Her second collection of poems, If a Heart Falls (Im Lev Nofel; "אם לב נופל"), came out in 2018. This collection explores the personal, which is yet political, such as Naaman's struggles with fertility treatments. An entire chapter is dedicated to the topic "Man's Wife", including her secret occasional longing for the normative nuclear family she might have chosen had she not "fallen into feminist captivity", as she puts it. Naaman said of this, "There are longings that today I no longer have the ability to indulge. Because I am, how can I put this gently, a leftist, the world in all its glory seems spoiled for me. I can no longer celebrate Independence Day, I cannot watch children playing school sports dressed in blue and white. I also do not fantasize about dancing on the Temple Mount or participating in the Jerusalem Day marches. But the matter of a normative family life is something with a grip on the consciousness that is terribly powerful.

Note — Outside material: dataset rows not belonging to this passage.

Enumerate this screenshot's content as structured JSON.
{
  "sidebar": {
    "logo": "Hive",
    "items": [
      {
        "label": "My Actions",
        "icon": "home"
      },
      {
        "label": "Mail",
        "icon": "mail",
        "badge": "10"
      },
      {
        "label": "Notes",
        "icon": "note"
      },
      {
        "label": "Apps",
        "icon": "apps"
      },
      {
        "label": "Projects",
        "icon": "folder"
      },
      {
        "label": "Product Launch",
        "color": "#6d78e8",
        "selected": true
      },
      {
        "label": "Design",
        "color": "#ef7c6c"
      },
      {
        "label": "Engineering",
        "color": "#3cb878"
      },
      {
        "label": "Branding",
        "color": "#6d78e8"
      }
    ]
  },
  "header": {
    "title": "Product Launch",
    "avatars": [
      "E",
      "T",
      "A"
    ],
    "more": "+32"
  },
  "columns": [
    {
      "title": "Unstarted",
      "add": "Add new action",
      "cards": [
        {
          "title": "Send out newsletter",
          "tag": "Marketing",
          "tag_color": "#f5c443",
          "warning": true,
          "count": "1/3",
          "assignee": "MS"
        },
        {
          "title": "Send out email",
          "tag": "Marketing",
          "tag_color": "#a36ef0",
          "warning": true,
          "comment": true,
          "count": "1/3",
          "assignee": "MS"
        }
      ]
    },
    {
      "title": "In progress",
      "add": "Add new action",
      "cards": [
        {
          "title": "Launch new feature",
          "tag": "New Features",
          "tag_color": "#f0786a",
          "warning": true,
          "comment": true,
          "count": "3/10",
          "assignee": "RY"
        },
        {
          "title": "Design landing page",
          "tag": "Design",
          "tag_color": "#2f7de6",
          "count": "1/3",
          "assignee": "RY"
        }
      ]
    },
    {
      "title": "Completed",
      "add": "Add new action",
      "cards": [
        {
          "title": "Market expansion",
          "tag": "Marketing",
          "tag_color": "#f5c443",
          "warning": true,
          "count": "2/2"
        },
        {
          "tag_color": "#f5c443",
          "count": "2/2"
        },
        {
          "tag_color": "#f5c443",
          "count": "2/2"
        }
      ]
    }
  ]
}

And I have an ongoing, silly flirtation with this idea of what might have been."

This book was less well-received than her first. Critic Ran Yagil asks, "Where did the poet Yoni Naaman's freshness and audacity go?", opining that "Her second book succumbs to political correctness to the extent that the new position it purports to portray turns out to be worn out and unoriginal." Social activist Aviv Snir, however, lauded the straightforward way in which Naaman tackles a wide range of issues, from carb addiction to the profusion of prostitution calling cards on the sidewalks of Tel Aviv.

In 2018, an episode of the documentary mini-series A Tale of Five Poets ("Spleen and Failure") was dedicated to Naaman and her work.

In December 2019, Naaman was announced as one of the recipients of the Prime Minister's Prize for Hebrew Literary Works for 2020.

In June 2022 she won Haim Guri's prize for Hebrew poet.

Naaman resides in Tel Aviv, and is a mother with two children.

== Poetry collections ==

- Pining for the Treetops / Keshe'yaradnu Mehaʻetsim / כשירדנו מהעצים, Hakibbutz Hameuchad Publishing, 2015. (Ed: Tamar Israeli)
- If a Heart Falls / Im Lev Nofel / אם לב נופל, Locus Publishing, 2018. (Ed: Tamar Israeli)

== Editing ==

- Rainbow of Opinions: A Mizrahi Agenda for Israel, קשת של דעות : סדר יום מזרחי לחברה בישראל (Jerusalem: November Books, 2007), with Yossi Yonah and David Machlev
- Towards a new pay pyramid, Shlomo Svirsky, לקראת פירמידת שכר חדשה (Tel Aviv: Haoketz, 2011), with Tammy Riklis
- Granta: The Magazine of New Writing (Hebrew edition), Issue 7: Money, guest editor, together with Orna Coussin.